The stark irony of it all
In the early 20th century, the government decided to lay a network of canals and distributaries, providing assured irrigation to the barren lands of west Punjab. However, the vast majority of the local Muslim tribesmen preferred rearing of cattle to the hard work of cultivating the land. To attract the hardy Sikh farmers from east Punjab, the government offered this land at very cheap rates. My grandfather, Sawan Singh Gill, was granted some land as a jagir for his services during World War I. He bought some more to acquire 275 acres of land, to be distributed among his four sons.
My father, Harsharn Singh, got his share in Chakk (village) Number 65/4R, Montgomery district (now Sahiwal). It was not convenient to assign names to thousands of these settlements and hence the numbers and the letter L or R were added, depending upon whether that village was located along the left or right bank of a canal.
I was born in 1939, one among the four sons of my parents. I was enrolled in the local government middle school when I was old enough to be able to walk 3 km to the school. Another boy in the neighbourhood named Abdul was in the same class and soon became my best friend. We would spend most of our time together.
Now fast forward to July 1947. The Tribune, published at Lahore, would reach us a day late. We got to know about sporadic incidents of stabbing in the cities, which slowly turned into communal riots. It was a portent of the events to follow. My father and his two brothers planned to defend their homes with their licensed shotguns and some ammunition they had collected. Like most others, they considered this to be a passing phase, after which life would soon return to normal. On August 14, the lines were drawn dividing India into two separate dominions.
My father’s youngest brother was a police officer posted at Amritsar. He had a wider perspective of the overall situation. He reached our village with two police trucks to rescue the families of his three brothers. My father went to his two friends in the village to come along, with their families. They only taunted him for abandoning the plan of forming a common defence. We learnt that a few days later, all the village folk decided to move eastward with their bullock carts, an odd camel or a horse. They had hardly travelled about 7 km when a large armed mob fell upon them, and indulged in murder, loot and rape. A handful among the young men managed to run and swim after jumping into the large Lower Bari Doab Canal. We learnt about this a few days later from one among these survivors.

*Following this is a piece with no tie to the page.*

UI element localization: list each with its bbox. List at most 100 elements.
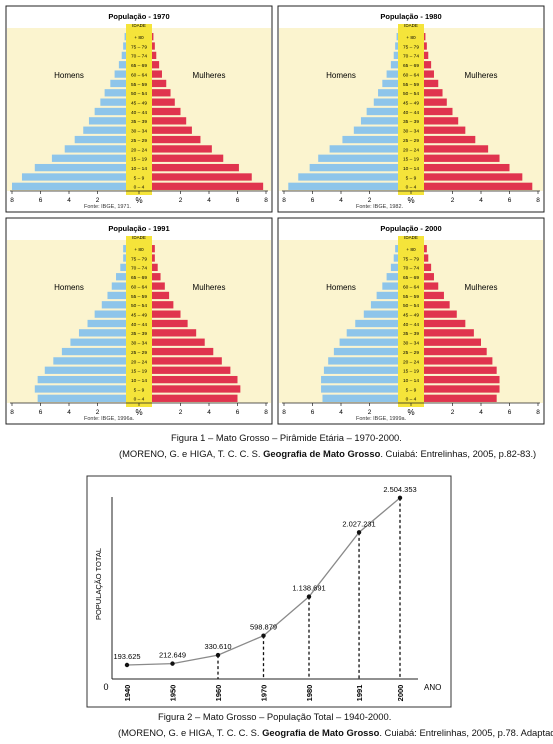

Our own family, after about a week of wandering, occupied a house in Moga, which had been abandoned by a well-to-do Muslim family. The house had been stripped bare of everything. Not satisfied with the loot, the wild lot had set fire to one of the rooms used for storing toori (dried hay). The roof had come down, burying the contents, that kept smouldering for a long time to come. We, the young lot, found it useful for burying fresh corn cobs, to be pulled out after a while to enjoy the nicely roasted ones.

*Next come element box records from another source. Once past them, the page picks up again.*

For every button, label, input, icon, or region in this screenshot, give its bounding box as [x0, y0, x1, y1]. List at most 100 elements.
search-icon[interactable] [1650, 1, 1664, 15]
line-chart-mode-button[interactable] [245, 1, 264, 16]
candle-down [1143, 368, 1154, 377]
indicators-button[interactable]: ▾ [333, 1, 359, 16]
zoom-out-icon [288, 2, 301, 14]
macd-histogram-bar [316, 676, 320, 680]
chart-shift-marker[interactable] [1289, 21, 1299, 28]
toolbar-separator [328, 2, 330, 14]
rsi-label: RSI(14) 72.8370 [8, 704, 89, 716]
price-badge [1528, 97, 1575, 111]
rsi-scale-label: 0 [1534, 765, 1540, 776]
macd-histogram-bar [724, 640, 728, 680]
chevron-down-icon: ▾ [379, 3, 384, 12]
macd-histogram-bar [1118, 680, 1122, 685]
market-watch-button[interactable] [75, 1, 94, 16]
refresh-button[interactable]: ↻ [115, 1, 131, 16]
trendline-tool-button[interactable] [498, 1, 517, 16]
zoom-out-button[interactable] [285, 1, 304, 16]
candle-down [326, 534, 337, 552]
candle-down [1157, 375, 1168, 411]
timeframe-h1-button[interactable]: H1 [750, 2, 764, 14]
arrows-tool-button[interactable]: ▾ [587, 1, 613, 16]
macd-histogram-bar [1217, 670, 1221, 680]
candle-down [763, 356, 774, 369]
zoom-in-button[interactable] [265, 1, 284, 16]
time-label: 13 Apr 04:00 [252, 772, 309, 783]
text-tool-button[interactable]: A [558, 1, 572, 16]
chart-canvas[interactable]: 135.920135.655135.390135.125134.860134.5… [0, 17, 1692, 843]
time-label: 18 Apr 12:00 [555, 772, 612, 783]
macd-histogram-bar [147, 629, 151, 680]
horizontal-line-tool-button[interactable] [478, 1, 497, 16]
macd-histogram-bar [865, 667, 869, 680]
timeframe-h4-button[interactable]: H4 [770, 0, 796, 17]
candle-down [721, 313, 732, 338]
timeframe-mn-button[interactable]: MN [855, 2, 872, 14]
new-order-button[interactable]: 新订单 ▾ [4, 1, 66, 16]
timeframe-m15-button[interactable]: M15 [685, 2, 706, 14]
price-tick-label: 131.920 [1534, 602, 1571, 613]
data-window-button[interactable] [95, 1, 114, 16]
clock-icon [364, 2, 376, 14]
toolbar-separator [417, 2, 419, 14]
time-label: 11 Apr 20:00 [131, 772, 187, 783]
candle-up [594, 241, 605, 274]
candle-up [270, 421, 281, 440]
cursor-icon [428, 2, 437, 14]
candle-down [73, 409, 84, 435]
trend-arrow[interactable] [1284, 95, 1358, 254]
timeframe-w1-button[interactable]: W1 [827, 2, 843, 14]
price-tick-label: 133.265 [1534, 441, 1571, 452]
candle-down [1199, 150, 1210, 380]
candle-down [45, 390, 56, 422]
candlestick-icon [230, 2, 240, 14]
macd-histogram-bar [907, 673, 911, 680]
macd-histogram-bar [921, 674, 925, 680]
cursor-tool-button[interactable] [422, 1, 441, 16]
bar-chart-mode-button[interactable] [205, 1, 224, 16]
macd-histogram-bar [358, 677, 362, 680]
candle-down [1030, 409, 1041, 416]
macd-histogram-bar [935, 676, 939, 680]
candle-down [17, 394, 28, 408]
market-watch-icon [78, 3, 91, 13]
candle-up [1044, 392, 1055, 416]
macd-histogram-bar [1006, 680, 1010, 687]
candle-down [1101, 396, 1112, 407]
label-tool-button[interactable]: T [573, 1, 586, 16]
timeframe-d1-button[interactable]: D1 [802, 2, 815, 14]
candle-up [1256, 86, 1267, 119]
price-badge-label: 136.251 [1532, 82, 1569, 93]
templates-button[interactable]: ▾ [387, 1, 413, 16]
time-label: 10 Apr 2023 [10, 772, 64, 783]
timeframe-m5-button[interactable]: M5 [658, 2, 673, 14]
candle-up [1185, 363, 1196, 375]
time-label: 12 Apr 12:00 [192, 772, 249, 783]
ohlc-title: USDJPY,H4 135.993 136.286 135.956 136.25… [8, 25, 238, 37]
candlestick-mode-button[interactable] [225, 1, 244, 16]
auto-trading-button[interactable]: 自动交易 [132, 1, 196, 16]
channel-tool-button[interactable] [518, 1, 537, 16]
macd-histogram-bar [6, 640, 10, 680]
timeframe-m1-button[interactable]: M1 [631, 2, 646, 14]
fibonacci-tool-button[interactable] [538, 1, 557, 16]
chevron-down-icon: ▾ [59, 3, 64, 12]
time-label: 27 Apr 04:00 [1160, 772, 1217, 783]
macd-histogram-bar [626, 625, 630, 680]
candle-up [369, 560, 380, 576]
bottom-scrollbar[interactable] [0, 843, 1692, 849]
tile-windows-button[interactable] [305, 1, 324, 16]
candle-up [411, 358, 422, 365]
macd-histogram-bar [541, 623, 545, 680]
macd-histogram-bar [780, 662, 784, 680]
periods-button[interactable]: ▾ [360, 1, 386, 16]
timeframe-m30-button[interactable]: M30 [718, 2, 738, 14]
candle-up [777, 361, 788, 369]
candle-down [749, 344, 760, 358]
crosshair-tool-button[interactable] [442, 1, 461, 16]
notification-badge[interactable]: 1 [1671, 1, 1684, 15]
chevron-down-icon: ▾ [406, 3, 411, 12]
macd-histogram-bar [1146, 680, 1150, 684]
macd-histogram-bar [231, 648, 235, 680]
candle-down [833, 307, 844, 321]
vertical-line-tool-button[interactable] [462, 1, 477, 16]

One morning, I was playing in an open ground near the house when I saw a small crowd gathering nearby. I pushed my way in and saw a man squatting on the ground in a small opening in the middle. A Nihang Singh was holding a spear over him in a menacing way. The intended victim was muttering parts of Hindu-Sikh scriptures and also names of some prominent persons whom he knew. Among these were also the names of my father and uncles. I went running to describe this to my father. He rushed there, but could not recognise the poor chap. After listening to his story, he understood that he was married to a girl from our village and managed a shop in the adjoining village — Khan Kamal. That village was inhabited by a Muslim tribe. Being the only Hindu there, he had completely adopted their ways. Attired in their fashion, his hair parted in the middle and dyed in henna colour, he made a perfect picture for the Nihang to consider him legitimate prey. We managed to save him, brought him home, fed him and lodged him in the refugee camp established in the local high school.
Even at that tender age, I saw the irony of that situation. After losing his family and all that he owned, he had managed to escape to the region where he thought he would be safe, to be almost killed by his own.
For another bit of irony, I have to go back to my childhood friend Abdul. His elder brother, Yaqub, had enlisted in the army as per tradition; he and Abdul too would surely have joined the Pakistan army. I grew up to join the Indian Air Force, to be trained as a bomber pilot. During the Indo-Pak War of 1971, I was considered very proficient in dispatching a large number of the opposing forces with my bombs, and was awarded the Vir Chakra. Among my unfortunate victims could have been my dear friend Abdul. On the other hand, Abdul could have been manning an anti-aircraft gun, trying to shoot me down.